GitHub - ken2576/multiview_preprocessing (original) (raw)

Multiview Camera Preprocessing Scripts

Requirements

Run pip install -r requirements.txt
(Optional for checking camera pose) Install PyTorch (1.7.1, 1.9.0 tested)
(Optional for generating camera poses) COLMAP
Foreground image generation BackgroundMattingV2

Usage

Download data and extract
Run sh extract_frame.sh [data_root_directory] [output_directory] [intrinsics_folder]
Use the precalibrated camera poses or generate your own (see below).
(Optional) Acquire camera pose with COLMAP using python get_pose.py [scene_directory] --scene_ids [desired scene ids]
For example, python get_pose.py [output_directory]/test/2_7k/2_8/ --scene_ids 18 to process only scene018 or omit --scene_ids to process all scenes
Might need to check COLMAP results to see if camera poses are reasonable (looks like a grid). If not, consider supplying a pose prior as follows.
Run python get_pose_with_prior.py --root_dir [images_folder] --prior_path [poses_bounds_npy] --extension [jpg_or_png]
For example, python get_pose_with_prior.py --root_dir [output_directory]/test/2_7k/2_8/scene018/images --prior_path scene018_pb.npy --extension .jpg to acquire pose for scene018 using a pose prior stored in the npy file.
Generate background images with sh gen_bg.sh [output_directory]
Generate foreground images (requires BackgroundMattingV2)
Drop gen_fg.py and gen_fg.sh into BackgroundMattingV2's folder and run sh gen_fg.sh [ckpt_path] [resnet101 | resnet50] [output_directory]
Compress images with sh compress_data.sh [output_directory] [compressed_output_directory]
Collect the poses with sh collect_poses.sh [output_directory] [compressed_output_directory]

Dataset usage

The camera poses are stored in LLFF convention in npy format.

E.g. camera poses are stored in shape (#views, 17) where the camera parameters are flattened.

It can be converted to intrinsic and world-to-camera matrix with:

import numpy as np

def pose2mat(pose): """Convert pose matrix (3x5) to extrinsic matrix (4x4) and intrinsic matrix (3x3)

Args:
    pose: 3x5 pose matrix
Returns:
    Extrinsic matrix (4x4) and intrinsic matrix (3x3)
"""
extrinsic = np.eye(4)
extrinsic[:3, :] = pose[:, :4]
h, w, focal_length = pose[:, 4]
intrinsic = np.array([[focal_length, 0, w/2],
                    [0, focal_length, h/2],
                    [0,            0,   1]])

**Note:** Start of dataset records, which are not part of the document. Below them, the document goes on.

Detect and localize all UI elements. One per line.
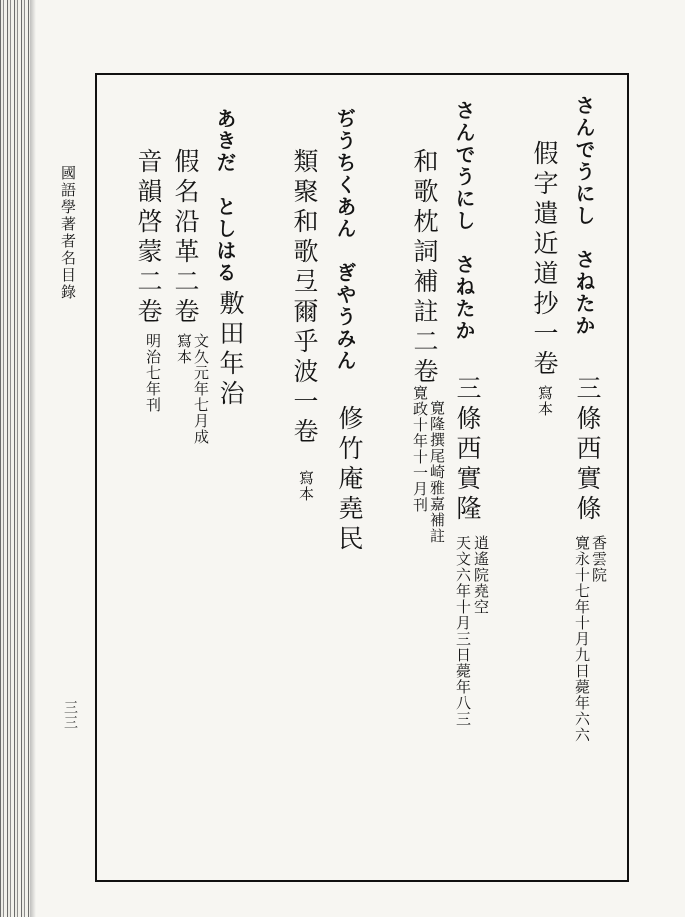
book-binding-edge bbox=[0, 0, 30, 917]
entry-kana-reading: あきだ としはる bbox=[213, 108, 237, 284]
entry-note-bottom: 寛永十七年十月九日薨年六六 bbox=[573, 535, 591, 743]
entry-author: 敷田年治 bbox=[216, 290, 245, 410]
page-number: 三三 bbox=[62, 700, 78, 730]
entry-work-note: 文久元年七月成 bbox=[192, 333, 210, 445]
binding-shadow bbox=[30, 0, 36, 917]
entry-copy-type: 寫本 bbox=[175, 333, 193, 365]
entry-kana-reading: ぢうちくあん ぎやうみん bbox=[333, 108, 357, 372]
entry-title: 和歌枕詞補註二卷 bbox=[410, 148, 439, 388]
entry-publication-line: 寛政十年十一月刊 bbox=[411, 385, 429, 513]
entry-note-bottom: 天文六年十月三日薨年八三 bbox=[454, 535, 472, 727]
entry-author: 三條西實條 bbox=[573, 375, 602, 525]
entry-kana-reading: さんでうにし さねたか bbox=[572, 95, 596, 337]
entry-author: 三條西實隆 bbox=[453, 375, 482, 525]
entry-title: 假字遣近道抄一卷 bbox=[530, 140, 559, 380]
entry-publication-line: 寛隆撰尾崎雅嘉補註 bbox=[428, 400, 446, 544]
entry-work-title: 音韻啓蒙二卷 bbox=[134, 148, 163, 328]
entry-author: 修竹庵堯民 bbox=[335, 405, 364, 555]
entry-note-top: 逍遙院堯空 bbox=[472, 535, 490, 615]
entry-copy-type: 寫本 bbox=[536, 385, 554, 417]
entry-work-title: 假名沿革二卷 bbox=[171, 148, 200, 328]
entry-work-note: 明治七年刊 bbox=[144, 333, 162, 413]
entry-title: 類聚和歌弖爾乎波一卷 bbox=[290, 148, 319, 448]
entry-kana-reading: さんでうにし さねたか bbox=[452, 100, 476, 342]
entry-note-top: 香雲院 bbox=[590, 535, 608, 583]
page-header: 國語學著者名目錄 bbox=[59, 165, 77, 301]
entry-copy-type: 寫本 bbox=[297, 470, 315, 502]
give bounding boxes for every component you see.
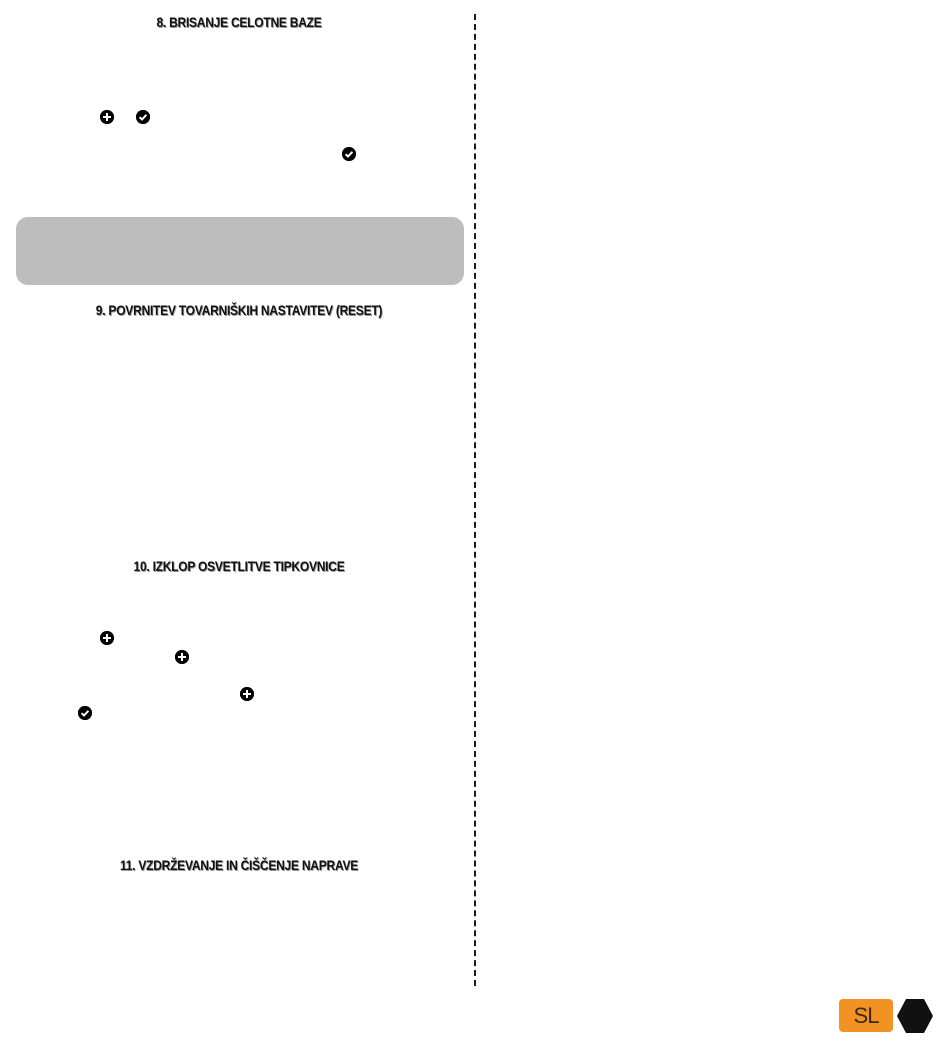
plus-circle-icon — [240, 687, 254, 701]
section-9-heading: 9. POVRNITEV TOVARNIŠKIH NASTAVITEV (RESET) — [95, 302, 383, 318]
check-circle-icon — [342, 147, 356, 161]
page-number-hexagon — [897, 999, 933, 1033]
plus-circle-icon — [100, 110, 114, 124]
check-circle-icon — [136, 110, 150, 124]
check-circle-icon — [78, 706, 92, 720]
note-box — [16, 217, 464, 285]
column-divider — [474, 14, 476, 986]
section-10-heading: 10. IZKLOP OSVETLITVE TIPKOVNICE — [133, 558, 345, 574]
section-8-heading: 8. BRISANJE CELOTNE BAZE — [156, 14, 322, 30]
section-11-heading: 11. VZDRŽEVANJE IN ČIŠČENJE NAPRAVE — [119, 857, 359, 873]
language-badge: SL — [839, 999, 893, 1032]
plus-circle-icon — [100, 631, 114, 645]
plus-circle-icon — [175, 650, 189, 664]
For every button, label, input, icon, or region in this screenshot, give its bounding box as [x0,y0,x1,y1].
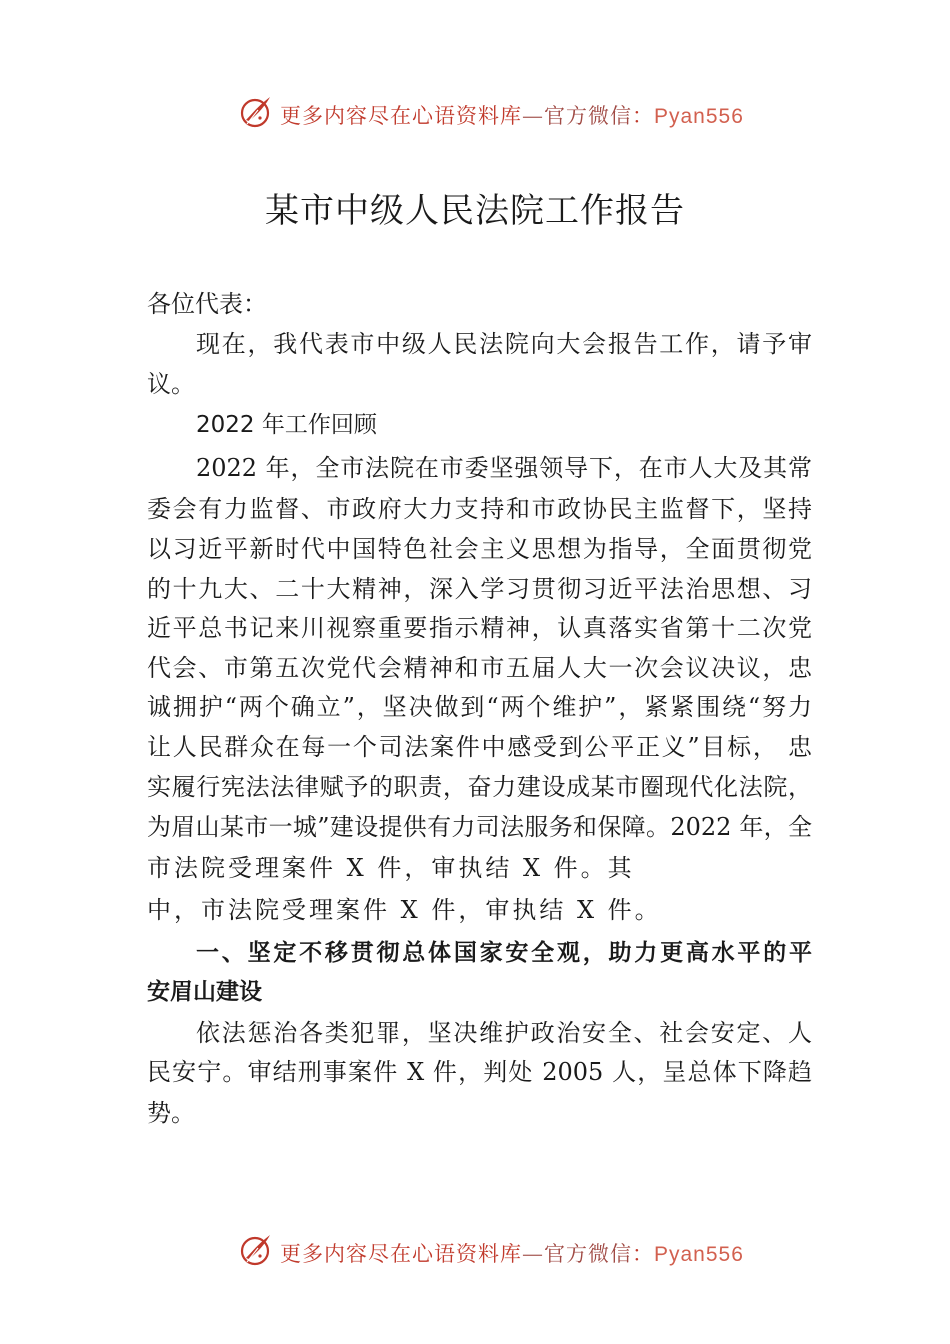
paragraph-line: 中，市法院受理案件 X 件，审执结 X 件。 [147,896,662,924]
paragraph-line: 市法院受理案件 X 件，审执结 X 件。其 [147,854,635,882]
watermark-prefix: 更多内容尽在心语资料库 [280,1242,522,1266]
paragraph-line: 以习近平新时代中国特色社会主义思想为指导，全面贯彻党 [147,535,812,563]
paragraph-line: 诚拥护“两个确立”，坚决做到“两个维护”，紧紧围绕“努力 [147,693,812,721]
intro-line: 议。 [147,370,195,398]
document-title: 某市中级人民法院工作报告 [265,191,685,231]
paragraph-line: 民安宁。审结刑事案件 X 件，判处 2005 人，呈总体下降趋 [147,1058,812,1086]
watermark-prefix: 更多内容尽在心语资料库 [280,104,522,128]
paragraph-line: 代会、市第五次党代会精神和市五届人大一次会议决议，忠 [147,654,812,682]
paragraph-line: 委会有力监督、市政府大力支持和市政协民主监督下，坚持 [147,495,812,523]
section-heading: 安眉山建设 [147,979,262,1005]
watermark-wechat-id: Pyan556 [654,105,744,128]
paragraph-line: 近平总书记来川视察重要指示精神，认真落实省第十二次党 [147,614,812,642]
paragraph-line: 2022 年，全市法院在市委坚强领导下，在市人大及其常 [196,454,812,482]
watermark-header [0,90,950,140]
salutation: 各位代表： [147,290,267,318]
paragraph-line: 势。 [147,1099,195,1127]
paragraph-line: 为眉山某市一城”建设提供有力司法服务和保障。2022 年，全 [147,813,812,841]
section-heading: 一、坚定不移贯彻总体国家安全观，助力更高水平的平 [196,940,812,966]
watermark-separator: — [522,104,544,128]
quill-logo-icon [238,1232,274,1268]
paragraph-line: 让人民群众在每一个司法案件中感受到公平正义”目标， 忠 [147,733,812,761]
watermark-colon: ： [632,1242,654,1266]
watermark-colon: ： [632,104,654,128]
intro-line: 现在，我代表市中级人民法院向大会报告工作，请予审 [196,330,812,358]
watermark-wechat-label: 官方微信 [544,1242,632,1266]
paragraph-line: 的十九大、二十大精神，深入学习贯彻习近平法治思想、习 [147,575,812,603]
watermark-footer [0,1228,950,1278]
paragraph-line: 实履行宪法法律赋予的职责，奋力建设成某市圈现代化法院， [147,773,812,801]
watermark-wechat-label: 官方微信 [544,104,632,128]
review-heading: 2022 年工作回顾 [196,412,377,438]
watermark-wechat-id: Pyan556 [654,1243,744,1266]
paragraph-line: 依法惩治各类犯罪，坚决维护政治安全、社会安定、人 [196,1019,812,1047]
watermark-separator: — [522,1242,544,1266]
quill-logo-icon [238,94,274,130]
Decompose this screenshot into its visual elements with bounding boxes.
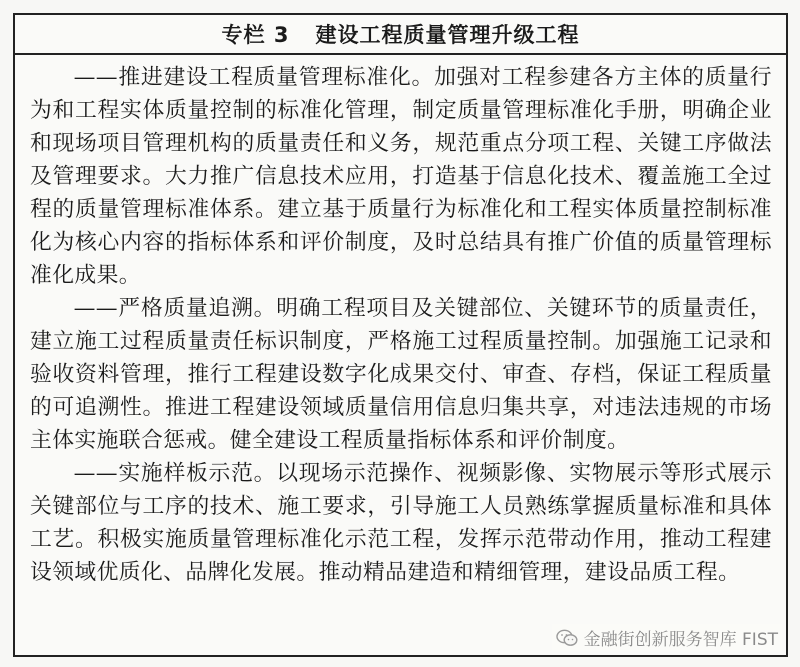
watermark — [552, 624, 782, 651]
box-title: 建设工程质量管理升级工程 — [315, 23, 580, 47]
box-body — [15, 55, 786, 589]
box-label: 专栏 3 — [221, 23, 290, 47]
paragraph-standardization: ——推进建设工程质量管理标准化。加强对工程参建各方主体的质量行为和工程实体质量控制的标准化管理，制定质量管理标准化手册，明确企业和现场项目管理机构的质量责任和义务，规范重点分项工程、关键工序做法及管理要求。大力推广信息技术应用，打造基于信息化技术、覆盖施工全过程的质量管理标准体系。建立基于质量行为标准化和工程实体质量控制标准化为核心内容的指标体系和评价制度，及时总结具有推广价值的质量管理标准化成果。 — [30, 65, 772, 288]
wechat-icon — [556, 629, 578, 647]
box-header — [15, 15, 786, 55]
paragraph-traceability: ——严格质量追溯。明确工程项目及关键部位、关键环节的质量责任，建立施工过程质量责任标识制度，严格施工过程质量控制。加强施工记录和验收资料管理，推行工程建设数字化成果交付、审查、存档，保证工程质量的可追溯性。推进工程建设领域质量信用信息归集共享，对违法违规的市场主体实施联合惩戒。健全建设工程质量指标体系和评价制度。 — [30, 296, 772, 453]
feature-box — [13, 13, 788, 657]
watermark-text: 金融街创新服务智库 FIST — [583, 630, 778, 650]
paragraph-demonstration: ——实施样板示范。以现场示范操作、视频影像、实物展示等形式展示关键部位与工序的技术、施工要求，引导施工人员熟练掌握质量标准和具体工艺。积极实施质量管理标准化示范工程，发挥示范带动作用，推动工程建设领域优质化、品牌化发展。推动精品建造和精细管理，建设品质工程。 — [30, 461, 772, 585]
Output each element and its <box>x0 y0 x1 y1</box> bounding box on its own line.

return extrinsic, intrinsic

def convert_llff(pose): """Convert LLFF poses to OpenCV convention (w2c extrinsic and hwf) """ hwf = pose[:3, 4:]

ext = np.eye(4)

ext[:3, :4] = pose[:3, :4]

ext = np.concatenate([ext[:, 1:2], 
                    ext[:, 0:1], 
                    -ext[:, 2:3], 
                    ext[:, 3:4]], axis=1)

mat = np.linalg.inv(ext)

return np.concatenate([mat[:3, :4], hwf], -1)

input_poses = np.load('scene000_pb.npy') pose = input_poses[0, :-2].reshape([3, 5]) bounds = input_poses[0, -2:] w2c, k = pose2mat(convert_llff(pose)) print(w2c.shape) print(k.shape)

The image data after compression is stored in h5 format with keys:

rgb: original RGB frames in shape (#views, #frames, height, width, 3)

fg_rgb: processed foreground RGB frames in shape (#views, #frames, height, width, 4)

bg_rgb: median-filtered background RGB images in shape (#views, height, width, 3)

Example script:

import h5py with h5py.File('scene000.h5', 'r') as hf: rgb = hf['rgb'] # (#views, #frames, height, width, 3)

Troubleshooting

Sometimes the last frame could be corrupted when doing frame extraction. Rerun undistort_opencv.py with argument --fix_last to fix it.